De Maurice Demierre, elles connaissent toutefois le parcours et l’engagement. «C’est notre héros, affirme Lucia Sulliger, étudiante en polydesign à Vevey. Il reste un modèle.» «Dans la famille, nous en avons toujours entendu parler», ajoute Eloïse Demierre, ergothérapeute. Et l’association est très présente. On voyait par exemple des lettres de remerciements d’étudiants du Nicaragua.» Leur mère, la conseillère d’Etat Anne-Claude Demierre, a d’ailleurs régu­lière­ment souligné qu’elle devait son engagement politique à ce beau-frère hors du commun.
Sorti en 2006, le film de Stéphane Goël Qué viva Mauricio Demierre (y también la revolución) a «donné un nouvel élan aux neveux et nièces», souligne Julie Demierre, enseignante spécialisée.
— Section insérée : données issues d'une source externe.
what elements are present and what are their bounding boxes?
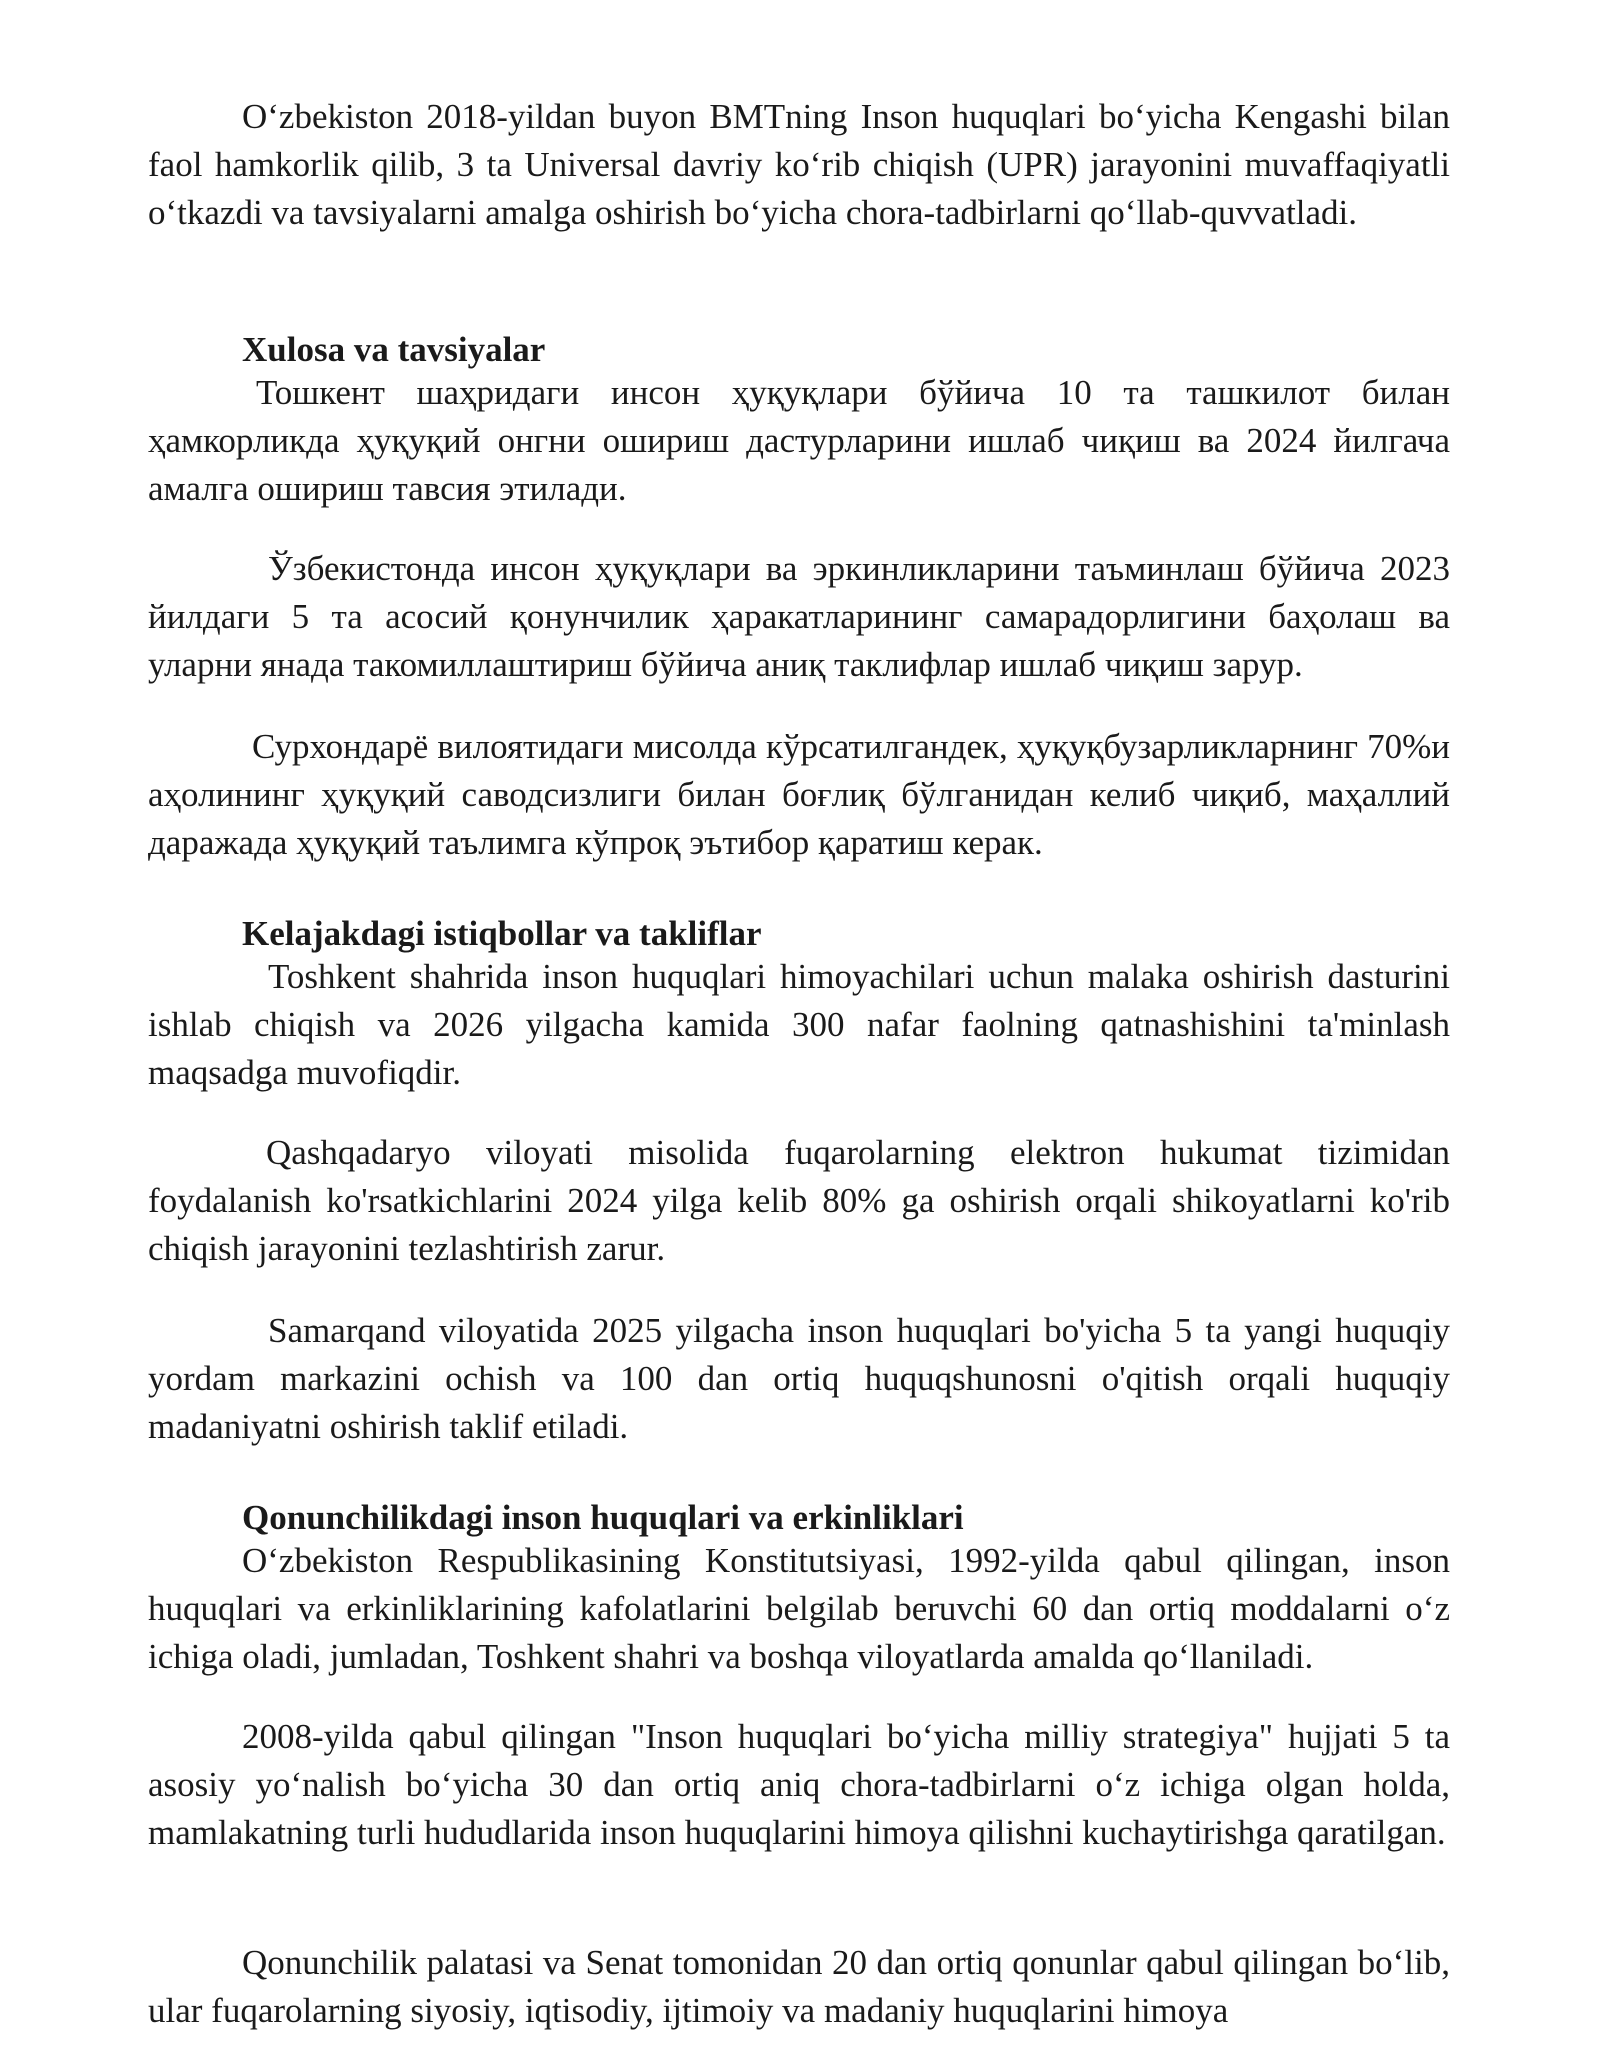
paragraph-surkhandarya-example: Сурхондарё вилоятидаги мисолда кўрсатилгандек, ҳуқуқбузарликларнинг 70%и аҳолининг ҳуқуқий саводсизлиги билан боғлиқ бўлганидан келиб чиқиб, маҳаллий даражада ҳуқуқий таълимга кўпроқ эътибор қаратиш керак. xyxy=(148,727,1450,862)
paragraph-samarkand-centers: Samarqand viloyatida 2025 yilgacha inson huquqlari bo'yicha 5 ta yangi huquqiy yordam markazini ochish va 100 dan ortiq huquqshunosni o'qitish orqali huquqiy madaniyatni oshirish taklif etiladi. xyxy=(148,1311,1450,1446)
heading-future-prospects: Kelajakdagi istiqbollar va takliflar xyxy=(242,914,762,953)
paragraph-legislation-evaluation: Ўзбекистонда инсон ҳуқуқлари ва эркинликларини таъминлаш бўйича 2023 йилдаги 5 та асосий қонунчилик ҳаракатларининг самарадорлигини баҳолаш ва уларни янада такомиллаштириш бўйича аниқ таклифлар ишлаб чиқиш зарур. xyxy=(148,549,1450,684)
heading-conclusions: Xulosa va tavsiyalar xyxy=(242,330,546,369)
paragraph-constitution: O‘zbekiston Respublikasining Konstitutsiyasi, 1992-yilda qabul qilingan, inson huquqlari va erkinliklarining kafolatlarini belgilab beruvchi 60 dan ortiq moddalarni o‘z ichiga oladi, jumladan, Toshkent shahri va boshqa viloyatlarda amalda qo‘llaniladi. xyxy=(148,1541,1450,1676)
paragraph-kashkadarya-egov: Qashqadaryo viloyati misolida fuqarolarning elektron hukumat tizimidan foydalanish ko'rsatkichlarini 2024 yilga kelib 80% ga oshirish orqali shikoyatlarni ko'rib chiqish jarayonini tezlashtirish zarur. xyxy=(148,1133,1450,1268)
paragraph-national-strategy: 2008-yilda qabul qilingan "Inson huquqlari bo‘yicha milliy strategiya" hujjati 5 ta asosiy yo‘nalish bo‘yicha 30 dan ortiq aniq chora-tadbirlarni o‘z ichiga olgan holda, mamlakatning turli hududlarida inson huquqlarini himoya qilishni kuchaytirishga qaratilgan. xyxy=(148,1717,1450,1852)
paragraph-tashkent-organizations: Тошкент шаҳридаги инсон ҳуқуқлари бўйича 10 та ташкилот билан ҳамкорликда ҳуқуқий онгни ошириш дастурларини ишлаб чиқиш ва 2024 йилгача амалга ошириш тавсия этилади. xyxy=(148,373,1450,508)
paragraph-parliament-laws: Qonunchilik palatasi va Senat tomonidan 20 dan ortiq qonunlar qabul qilingan bo‘lib, ular fuqarolarning siyosiy, iqtisodiy, ijtimoiy va madaniy huquqlarini himoya xyxy=(148,1943,1450,2030)
heading-legislation-rights: Qonunchilikdagi inson huquqlari va erkinliklari xyxy=(242,1498,964,1537)
paragraph-tashkent-training: Toshkent shahrida inson huquqlari himoyachilari uchun malaka oshirish dasturini ishlab chiqish va 2026 yilgacha kamida 300 nafar faolning qatnashishini ta'minlash maqsadga muvofiqdir. xyxy=(148,957,1450,1092)
paragraph-upr-cooperation: O‘zbekiston 2018-yildan buyon BMTning Inson huquqlari bo‘yicha Kengashi bilan faol hamkorlik qilib, 3 ta Universal davriy ko‘rib chiqish (UPR) jarayonini muvaffaqiyatli o‘tkazdi va tavsiyalarni amalga oshirish bo‘yicha chora-tadbirlarni qo‘llab-quvvatladi. xyxy=(148,97,1450,232)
Deuxième déclencheur: un voyage au Nicaragua en 2011, pour se rendre compte de l’avancée des projets soutenus par l’Association Maurice Demierre… et la vie continue (AMD), créée en 1999.
Les sœurs Demierre participent au voyage et en gardent un souvenir lumineux: «Sur place, il est considéré comme un demi-dieu, un vrai héros, raconte Eloïse. On se rend compte qu’il les a vraiment aidés. C’était impressionnant de voir des photos de lui partout aux murs. Et ils considéraient notre papa comme leur frère, puisqu’il était le frère de Maurice.»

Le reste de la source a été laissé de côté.